Tuesday, February 2, 2016

More Aussie Open Lessons

Milos Raonic is officially back:  Raonic made his move into the top ten a couple of years ago, and appeared to be ready to rise even higher.  A foot injury in early 2015 ruined his momentum, and he never really got back on track the rest of the year.  He fell outside the top 10, and it looked like his career was suddenly heading in the wrong direction.  Now it appears his decline in 2015 was just a minor blip, and that he's serious about making a run toward the top 5.  Raonic was impressive on his way to the Australian Open semis, and who knows what would have happened if he didn't hurt his leg during his 5 set loss to Murray.  Raonic may not be the smoothest player around and has limited movement, but he's got serious weapons and seems committed to improving his all-around game.  If he can stay healthy, don't be surprised if Raonic finishes 2016 around 5 in the world.

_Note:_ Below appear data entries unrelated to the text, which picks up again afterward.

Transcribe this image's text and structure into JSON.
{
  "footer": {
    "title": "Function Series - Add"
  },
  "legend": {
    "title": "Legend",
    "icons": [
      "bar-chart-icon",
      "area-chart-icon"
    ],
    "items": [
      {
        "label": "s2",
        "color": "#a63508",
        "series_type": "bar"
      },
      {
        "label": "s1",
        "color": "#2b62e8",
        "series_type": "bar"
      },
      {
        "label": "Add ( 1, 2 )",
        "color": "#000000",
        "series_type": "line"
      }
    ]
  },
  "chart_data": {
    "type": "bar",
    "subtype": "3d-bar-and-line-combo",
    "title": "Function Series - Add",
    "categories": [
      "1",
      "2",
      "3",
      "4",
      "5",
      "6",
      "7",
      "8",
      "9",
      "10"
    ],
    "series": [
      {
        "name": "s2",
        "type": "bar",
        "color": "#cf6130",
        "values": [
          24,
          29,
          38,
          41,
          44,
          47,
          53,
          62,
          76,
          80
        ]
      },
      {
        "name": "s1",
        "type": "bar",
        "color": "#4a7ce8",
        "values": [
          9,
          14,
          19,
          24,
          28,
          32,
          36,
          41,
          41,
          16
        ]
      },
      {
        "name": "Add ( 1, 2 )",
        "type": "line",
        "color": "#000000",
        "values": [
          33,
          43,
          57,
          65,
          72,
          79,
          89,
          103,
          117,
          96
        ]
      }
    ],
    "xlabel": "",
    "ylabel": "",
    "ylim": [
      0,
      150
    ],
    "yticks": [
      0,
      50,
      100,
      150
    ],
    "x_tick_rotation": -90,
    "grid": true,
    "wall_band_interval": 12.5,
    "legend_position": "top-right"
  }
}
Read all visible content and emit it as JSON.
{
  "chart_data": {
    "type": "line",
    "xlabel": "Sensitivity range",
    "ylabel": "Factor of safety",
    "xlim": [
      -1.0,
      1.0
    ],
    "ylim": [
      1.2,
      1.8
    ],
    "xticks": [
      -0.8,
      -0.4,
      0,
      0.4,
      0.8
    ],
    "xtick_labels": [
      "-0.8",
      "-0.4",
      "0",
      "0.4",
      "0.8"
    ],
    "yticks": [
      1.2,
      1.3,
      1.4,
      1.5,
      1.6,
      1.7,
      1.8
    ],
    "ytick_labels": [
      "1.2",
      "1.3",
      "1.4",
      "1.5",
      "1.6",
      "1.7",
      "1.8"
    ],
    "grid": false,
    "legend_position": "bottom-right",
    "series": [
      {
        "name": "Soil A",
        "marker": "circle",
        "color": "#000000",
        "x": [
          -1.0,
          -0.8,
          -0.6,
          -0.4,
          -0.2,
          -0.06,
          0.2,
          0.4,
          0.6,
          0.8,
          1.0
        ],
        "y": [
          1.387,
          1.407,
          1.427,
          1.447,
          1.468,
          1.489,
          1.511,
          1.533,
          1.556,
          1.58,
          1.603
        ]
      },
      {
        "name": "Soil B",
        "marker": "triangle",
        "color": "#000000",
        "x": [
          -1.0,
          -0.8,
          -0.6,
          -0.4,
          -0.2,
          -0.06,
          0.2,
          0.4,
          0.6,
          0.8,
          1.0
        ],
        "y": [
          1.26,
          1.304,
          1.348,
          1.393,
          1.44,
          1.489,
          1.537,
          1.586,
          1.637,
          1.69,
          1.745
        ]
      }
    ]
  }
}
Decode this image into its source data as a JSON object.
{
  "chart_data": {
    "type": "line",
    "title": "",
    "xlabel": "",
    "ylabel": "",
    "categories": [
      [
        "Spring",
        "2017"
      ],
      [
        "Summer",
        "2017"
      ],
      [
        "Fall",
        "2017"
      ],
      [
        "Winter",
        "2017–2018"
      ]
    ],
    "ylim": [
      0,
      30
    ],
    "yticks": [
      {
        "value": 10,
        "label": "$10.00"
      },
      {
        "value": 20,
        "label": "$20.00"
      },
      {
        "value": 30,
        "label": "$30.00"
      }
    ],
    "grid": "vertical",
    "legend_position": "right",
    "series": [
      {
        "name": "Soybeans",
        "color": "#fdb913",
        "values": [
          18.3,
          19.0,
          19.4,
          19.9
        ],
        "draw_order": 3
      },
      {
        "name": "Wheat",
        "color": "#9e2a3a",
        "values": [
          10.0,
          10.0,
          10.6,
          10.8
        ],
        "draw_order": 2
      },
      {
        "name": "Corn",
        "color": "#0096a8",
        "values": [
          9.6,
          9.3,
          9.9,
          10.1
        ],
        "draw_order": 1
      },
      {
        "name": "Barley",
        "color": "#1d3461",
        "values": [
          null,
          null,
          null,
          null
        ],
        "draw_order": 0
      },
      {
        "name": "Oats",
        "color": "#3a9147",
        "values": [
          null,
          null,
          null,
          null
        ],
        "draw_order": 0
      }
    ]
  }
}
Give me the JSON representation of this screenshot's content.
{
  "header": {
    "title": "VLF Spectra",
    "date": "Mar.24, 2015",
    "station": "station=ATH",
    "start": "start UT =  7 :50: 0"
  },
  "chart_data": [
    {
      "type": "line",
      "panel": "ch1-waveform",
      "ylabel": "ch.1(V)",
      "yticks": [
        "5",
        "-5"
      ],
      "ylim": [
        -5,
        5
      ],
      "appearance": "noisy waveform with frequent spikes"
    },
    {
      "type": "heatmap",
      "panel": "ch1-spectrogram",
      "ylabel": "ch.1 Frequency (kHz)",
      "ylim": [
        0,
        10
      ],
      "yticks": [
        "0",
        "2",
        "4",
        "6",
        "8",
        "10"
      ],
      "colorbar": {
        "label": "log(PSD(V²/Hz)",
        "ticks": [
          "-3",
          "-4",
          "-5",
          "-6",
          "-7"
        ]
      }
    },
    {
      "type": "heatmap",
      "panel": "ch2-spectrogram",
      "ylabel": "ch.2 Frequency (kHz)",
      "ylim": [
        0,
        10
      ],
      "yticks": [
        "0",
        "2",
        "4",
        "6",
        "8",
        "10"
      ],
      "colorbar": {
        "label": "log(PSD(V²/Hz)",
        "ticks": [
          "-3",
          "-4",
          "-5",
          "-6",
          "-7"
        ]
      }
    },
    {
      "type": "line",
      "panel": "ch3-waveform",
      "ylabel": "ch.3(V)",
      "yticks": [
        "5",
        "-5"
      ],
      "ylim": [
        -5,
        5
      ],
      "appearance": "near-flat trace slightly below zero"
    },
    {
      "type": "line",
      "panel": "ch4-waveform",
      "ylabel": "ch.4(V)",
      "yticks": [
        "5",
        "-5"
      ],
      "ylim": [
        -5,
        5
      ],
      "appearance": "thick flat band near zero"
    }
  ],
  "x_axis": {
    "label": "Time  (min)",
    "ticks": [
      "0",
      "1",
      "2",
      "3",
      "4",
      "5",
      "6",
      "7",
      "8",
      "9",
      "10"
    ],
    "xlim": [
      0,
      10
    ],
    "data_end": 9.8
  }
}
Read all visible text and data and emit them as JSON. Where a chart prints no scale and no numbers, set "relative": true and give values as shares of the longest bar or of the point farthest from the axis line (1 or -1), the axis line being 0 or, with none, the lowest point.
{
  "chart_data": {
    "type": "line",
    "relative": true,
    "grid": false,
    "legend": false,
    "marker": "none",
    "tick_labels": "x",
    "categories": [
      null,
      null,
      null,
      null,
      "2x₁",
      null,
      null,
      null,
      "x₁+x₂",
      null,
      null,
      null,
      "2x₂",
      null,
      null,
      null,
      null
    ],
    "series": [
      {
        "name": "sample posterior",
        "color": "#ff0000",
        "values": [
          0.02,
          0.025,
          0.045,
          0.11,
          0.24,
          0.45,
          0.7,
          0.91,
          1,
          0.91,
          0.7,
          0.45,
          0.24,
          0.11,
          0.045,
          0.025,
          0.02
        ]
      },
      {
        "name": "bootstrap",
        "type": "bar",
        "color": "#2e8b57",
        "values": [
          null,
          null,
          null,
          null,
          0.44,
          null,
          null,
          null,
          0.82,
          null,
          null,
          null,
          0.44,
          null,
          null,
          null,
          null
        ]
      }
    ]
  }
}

Ferrer isn't ready to go down quietly:  Every year it seems like Ferrer is going to take a step back.  His game is largely based on his incredible endurance, speed and footwork, and that gets harder and harder to sustain as a player gets into his thirties.  Ferrer was struggling heading into Australia, with losses in tune ups to Sock and Marchenko.  However, he was impressive in taking down Americans Steve Johnson and John Isner, before putting up a good fight against Murray in the quarters.  Ferrer's ranking will probably fall off a bit in 2016, but it looks like he's going to continue to give it everything he's got in the coming year.

There's not much separating the winners from the losers: Angelique Kerber had the tournament of her life.  She beat pre-tournament favorites Victoria Azarenka and Serena Williams, won her first grand slam title and rose to number 2 in the world.  Not a bad couple of weeks for the German.  But it could have been a completely different story for Kerber if a net cord or shank went against her when she was down match point to Misaki Doi of Japan in her first round match.  While the announcers did give this some attention during the finals, it really is remarkable.  She was one point away from being a first round loser, having to face continued questions about her record in majors, etc, and then she goes out and wins the whole tournament.  Regardless of where Kerber goes from here, she'll always have the label tennis pros want more than anything next to their name: grand slam champion.

American men weren't ready to take the next step:  American men were confident heading into Australia, but left without much to show for it.  Isner and Johnson were mowed down by Ferrer, and neither put up much of a fight.  Meanwhile, Sock lost to Lukas Rosol in the second round.  Sock was sick heading into the tournament, but has to make some changes if he truly wants to become a top singles player who can challenge for grand slam titles.  In hindsight, maybe Sock shouldn't have played a tournament the week before the Australian Open.  (He probably should have played Brisbane and gotten some real matches under his belt two weeks in advance as opposed to the Hopman Cup exhibition).  His decision to continue to play doubles in grand slams also has to be questioned, as for the second straight grand slam he lost a match in which fatigue and/or illness was an issue.  His future is still extremely bright, but he may have to make some hard decisions going forward if he wants to improve his results in the biggest events.